Attala Systems Introduces the Attala Data Lake Module for Its Composable Storage Infrastructure
August 2018 by Marc Jacob
Attala Systems introduced the Attala Data Lake (ADL) software module for its award-winning NVMe composable storage infrastructure solution, which won “Best In Show” at the 2017 Flash Memory Summit. The multi-tenant nature of ADL provides enterprise customers with a high-perfomance “hot data lake” to applications sharing the same dataset, while decreasing the cost and compexity of the associated hardware. The Attala Systems ADL software module is being introduced at the 2018 Flash Memory Summit. The module is available for evaluation by select customers and partners, and will be generally available (GA) in calendar Q4 of 2018.

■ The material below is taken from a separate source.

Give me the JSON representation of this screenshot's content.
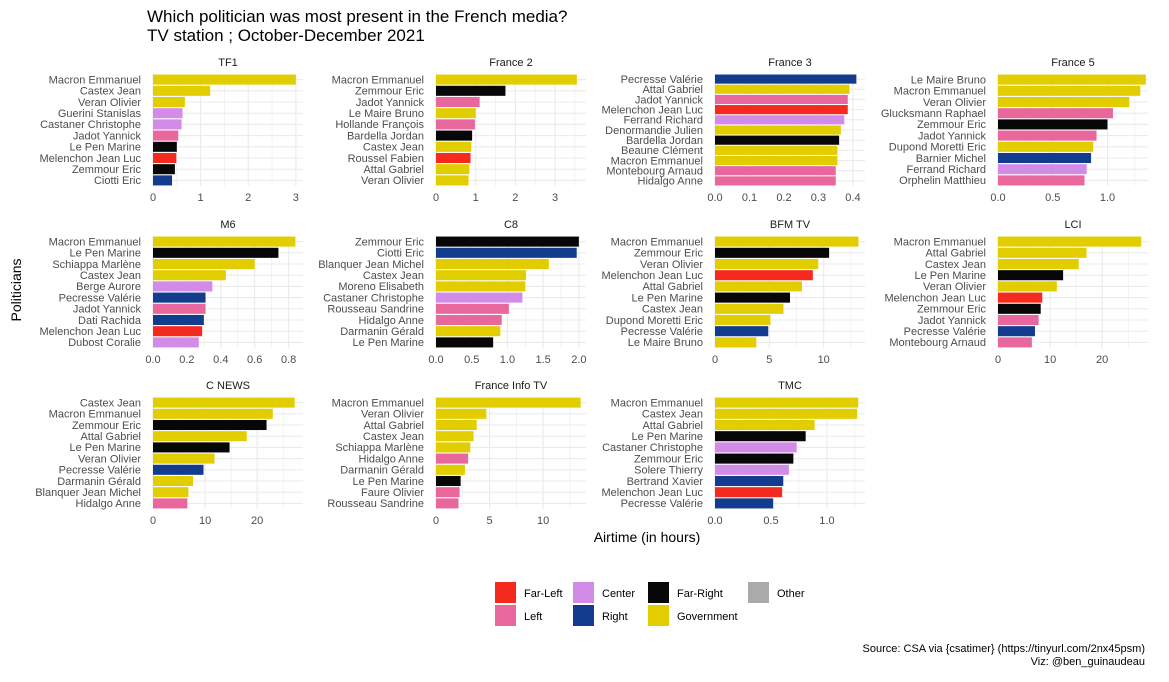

Data lakes are one of the latest enterprise storage concepts for analytics, and enable the management of enterprise data as a resource, not just the contents of corporate storage silos. However, demand for common data by multiple real-time applications can impact the availability of this data. The alternative typically utilized is local “hot data caches,” where each application instance has its own hot storage. While this approach increases performance, it can result in data consistency issues if the data sets are common across multiple applications. It also increases storage costs by duplicating hardware, as well as making the management of those datasets more complex. Enterprises need tools to enable the management of data as a shared resource that can be consumed across business units and applications having a need for real-time analytics.
The Attala Systems multi-tenant ADL software module addresses this need by providing a high-performance storage pool that can be shared across applications and organizational boundaries, either as a “hot cache” or as a full-fledged enterprise data lake. ADL also provides for centralized management and provisioning of the hot data lake, reducing operational complexity and expenses. This approach eliminates potential data consistency issues that can occur when multiple local storage caches are utilized for multiple applications with shared data. The result is a low-cost, high-performance solution for real-time analytic applications.